Tivoli Gardens
Tivoli Gardens: The Amusement Park That Inspired Walt Disney
Tivoli Gardens opened in 1843, making it the second-oldest operating amusement park in the world. Walt Disney visited in the early 1950s while planning Disneyland and reportedly took detailed notes: the clean grounds, the seasonal plantings, and the themed areas all fed into his concept. Tivoli is smaller and older than what Disney built; it is also considerably more interesting as a piece of cultural history and considerably less overwhelming as an experience.
The park sits immediately outside Copenhagen Central Station, which is either brilliantly convenient or slightly annoying depending on your tolerance for central-city crowds. The main summer season runs from April through late September, with Halloween and Christmas seasons adding October through early January.
What’s Here
The Wooden Roller Coaster (Rutschebanen), dating from 1914, still has a brakeman riding each car manually to control speed on the descents. It’s not fast by modern standards, but the age and the timber construction make it worth doing over any of the newer attractions. The Demon is the park’s modern steel coaster for those who want inversions.

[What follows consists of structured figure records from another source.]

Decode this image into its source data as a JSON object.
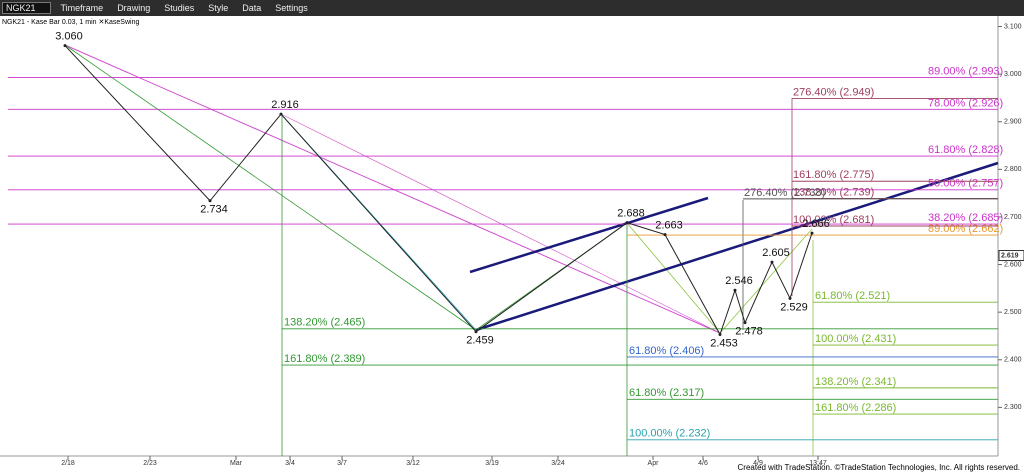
{
  "toolbar": {
    "symbol": "NGK21",
    "items": [
      "Timeframe",
      "Drawing",
      "Studies",
      "Style",
      "Data",
      "Settings"
    ]
  },
  "chart_data": {
    "type": "line",
    "subtitle": "NGK21 - Kase Bar 0.03, 1 min  ✕KaseSwing",
    "footer": "Created with TradeStation. ©TradeStation Technologies, Inc. All rights reserved.",
    "x_labels": [
      "2/18",
      "2/23",
      "Mar",
      "3/4",
      "3/7",
      "3/12",
      "3/19",
      "3/24",
      "Apr",
      "4/6",
      "4/9",
      "13:47"
    ],
    "series": [
      {
        "name": "KaseSwing",
        "color": "#222222",
        "values": [
          3.06,
          2.734,
          2.916,
          2.459,
          2.688,
          2.663,
          2.453,
          2.546,
          2.478,
          2.605,
          2.529,
          2.666
        ],
        "value_labels": [
          "3.060",
          "2.734",
          "2.916",
          "2.459",
          "2.688",
          "2.663",
          "2.453",
          "2.546",
          "2.478",
          "2.605",
          "2.529",
          "2.666"
        ]
      }
    ],
    "last_price": {
      "value": 2.619,
      "label": "2.619"
    },
    "ylim": [
      2.2,
      3.12
    ],
    "yticks": [
      {
        "value": 3.1,
        "label": "3.100"
      },
      {
        "value": 3.0,
        "label": "3.000"
      },
      {
        "value": 2.9,
        "label": "2.900"
      },
      {
        "value": 2.8,
        "label": "2.800"
      },
      {
        "value": 2.7,
        "label": "2.700"
      },
      {
        "value": 2.6,
        "label": "2.600"
      },
      {
        "value": 2.5,
        "label": "2.500"
      },
      {
        "value": 2.4,
        "label": "2.400"
      },
      {
        "value": 2.3,
        "label": "2.300"
      }
    ],
    "levels": [
      {
        "value": 2.993,
        "label": "89.00% (2.993)",
        "color": "#cc33cc"
      },
      {
        "value": 2.926,
        "label": "78.00% (2.926)",
        "color": "#cc33cc"
      },
      {
        "value": 2.828,
        "label": "61.80% (2.828)",
        "color": "#cc33cc"
      },
      {
        "value": 2.757,
        "label": "50.00% (2.757)",
        "color": "#cc33cc"
      },
      {
        "value": 2.685,
        "label": "38.20% (2.685)",
        "color": "#cc33cc"
      },
      {
        "value": 2.662,
        "label": "89.00% (2.662)",
        "color": "#e69a2e"
      },
      {
        "value": 2.949,
        "label": "276.40% (2.949)",
        "color": "#a04060"
      },
      {
        "value": 2.775,
        "label": "161.80% (2.775)",
        "color": "#a04060"
      },
      {
        "value": 2.739,
        "label": "138.20% (2.739)",
        "color": "#a04060"
      },
      {
        "value": 2.681,
        "label": "100.00% (2.681)",
        "color": "#a04060"
      },
      {
        "value": 2.738,
        "label": "276.40% (2.738)",
        "color": "#555555"
      },
      {
        "value": 2.465,
        "label": "138.20% (2.465)",
        "color": "#339933"
      },
      {
        "value": 2.389,
        "label": "161.80% (2.389)",
        "color": "#339933"
      },
      {
        "value": 2.406,
        "label": "61.80% (2.406)",
        "color": "#3366cc"
      },
      {
        "value": 2.232,
        "label": "100.00% (2.232)",
        "color": "#2aa0b0"
      },
      {
        "value": 2.317,
        "label": "61.80% (2.317)",
        "color": "#339933"
      },
      {
        "value": 2.521,
        "label": "61.80% (2.521)",
        "color": "#7ab82e"
      },
      {
        "value": 2.431,
        "label": "100.00% (2.431)",
        "color": "#7ab82e"
      },
      {
        "value": 2.341,
        "label": "138.20% (2.341)",
        "color": "#7ab82e"
      },
      {
        "value": 2.286,
        "label": "161.80% (2.286)",
        "color": "#7ab82e"
      }
    ]
  }
}
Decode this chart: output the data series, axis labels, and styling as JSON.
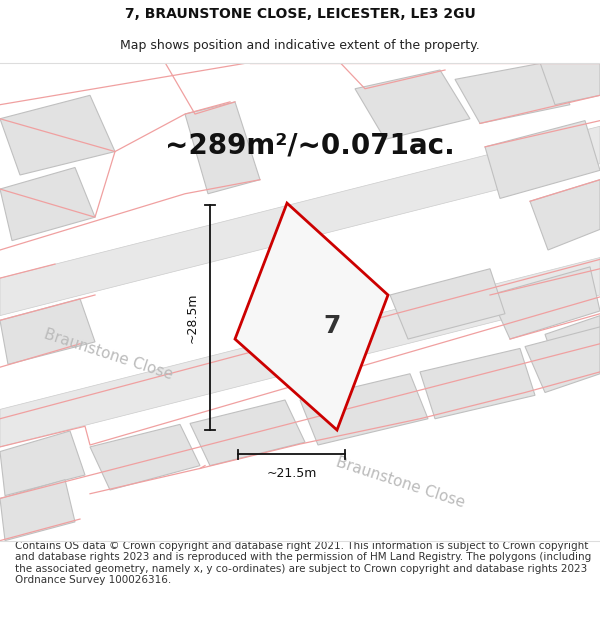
{
  "title_line1": "7, BRAUNSTONE CLOSE, LEICESTER, LE3 2GU",
  "title_line2": "Map shows position and indicative extent of the property.",
  "area_text": "~289m²/~0.071ac.",
  "width_label": "~21.5m",
  "height_label": "~28.5m",
  "number_label": "7",
  "street_label1": "Braunstone Close",
  "street_label2": "Braunstone Close",
  "footer_text": "Contains OS data © Crown copyright and database right 2021. This information is subject to Crown copyright and database rights 2023 and is reproduced with the permission of HM Land Registry. The polygons (including the associated geometry, namely x, y co-ordinates) are subject to Crown copyright and database rights 2023 Ordnance Survey 100026316.",
  "bg_color": "#ffffff",
  "map_bg": "#f7f7f7",
  "road_fill": "#e8e8e8",
  "road_stroke": "#cccccc",
  "plot_stroke": "#cc0000",
  "plot_fill": "#f7f7f7",
  "neighbor_fill": "#e2e2e2",
  "neighbor_stroke": "#c0c0c0",
  "pink_line_color": "#f0a0a0",
  "road_label_color": "#bbbbbb",
  "dim_line_color": "#111111",
  "title_fontsize": 10,
  "subtitle_fontsize": 9,
  "area_fontsize": 20,
  "number_fontsize": 18,
  "label_fontsize": 9,
  "street_fontsize": 11,
  "footer_fontsize": 7.5
}
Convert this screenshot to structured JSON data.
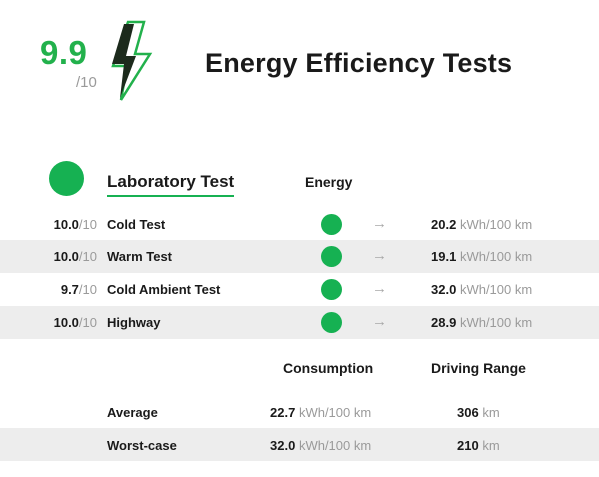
{
  "header": {
    "score": "9.9",
    "score_denominator": "/10",
    "title": "Energy Efficiency Tests",
    "bolt_icon": "lightning-bolt-icon"
  },
  "colors": {
    "accent_green": "#16b152",
    "score_green": "#22b14c",
    "row_shade": "#ededed",
    "muted_text": "#9a9a9a"
  },
  "lab": {
    "title": "Laboratory Test",
    "energy_header": "Energy",
    "arrow_glyph": "→",
    "tests": [
      {
        "score": "10.0",
        "den": "/10",
        "name": "Cold Test",
        "value": "20.2",
        "unit": "kWh/100 km"
      },
      {
        "score": "10.0",
        "den": "/10",
        "name": "Warm Test",
        "value": "19.1",
        "unit": "kWh/100 km"
      },
      {
        "score": "9.7",
        "den": "/10",
        "name": "Cold Ambient Test",
        "value": "32.0",
        "unit": "kWh/100 km"
      },
      {
        "score": "10.0",
        "den": "/10",
        "name": "Highway",
        "value": "28.9",
        "unit": "kWh/100 km"
      }
    ]
  },
  "summary": {
    "consumption_header": "Consumption",
    "range_header": "Driving Range",
    "rows": [
      {
        "label": "Average",
        "consumption": "22.7",
        "consumption_unit": "kWh/100 km",
        "range": "306",
        "range_unit": "km"
      },
      {
        "label": "Worst-case",
        "consumption": "32.0",
        "consumption_unit": "kWh/100 km",
        "range": "210",
        "range_unit": "km"
      }
    ]
  }
}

The gardens themselves are taken seriously: twelve gardeners maintain rotating seasonal plantings across the park. In summer the flower beds are densely planted and consistently well-kept. The pantomime theatre, a 19th-century Chinese-style stage, still puts on commedia dell’arte performances without additional charge. Check the daily programme at the entrance; the shows are genuinely charming rather than tourist-facing performance.
The lake at the park’s centre hosts regular summer concerts, including Friday night rock events that draw Copenhageners treating Tivoli as a music venue rather than a tourist attraction. The audience on a Friday night is primarily local.
Tickets and Hours
Entrance tickets start from DKK 150. Rides require separate tickets or a wristband pass at around DKK 400 for unlimited rides. Most of the gardens, restaurants, and performances are included with the entrance ticket alone. The park opens at 11:00 daily; closing times vary between 22:00 and midnight, with midnight closing on Fridays and Saturdays. Sunday mornings before noon are the quietest period.
Eating
Grøften, open since 1874, has outdoor terrace seating and a traditional Danish smørrebrød menu: open-faced sandwiches with herring, roast beef, and seasonal toppings at DKK 95-175 per piece. It’s a reliable classic and popular enough to warrant a table reservation for summer lunch.
For casual eating, the pølsevogn (hot dog cart) stalls near the games area serve a red pølse in a bun with remoulade and crispy onions for DKK 45-60. This is the correct Copenhagen street food choice regardless of where you’re eating it.
Around the Park
The National Museum of Denmark (Ny Vestergade, free admission, 10 minutes’ walk) covers Danish and Nordic history from the Stone Age to the 20th century. The Viking Age collections are particularly good and rarely crowded. Copenhagen Central Station is directly adjacent to the park for trains to the airport (15 minutes, DKK 36).
Tivoli Hotel within the park grounds has rooms from around DKK 1,600 per night. Hotel Kong Arthur, about 15 minutes’ walk near Nørreport station, offers comparable comfort in a handsome older building at DKK 1,100-1,400 for a double. The Copenhagen Card covers unlimited public transport and entry to most museums; it does not cover Tivoli, which sells tickets separately through its own website.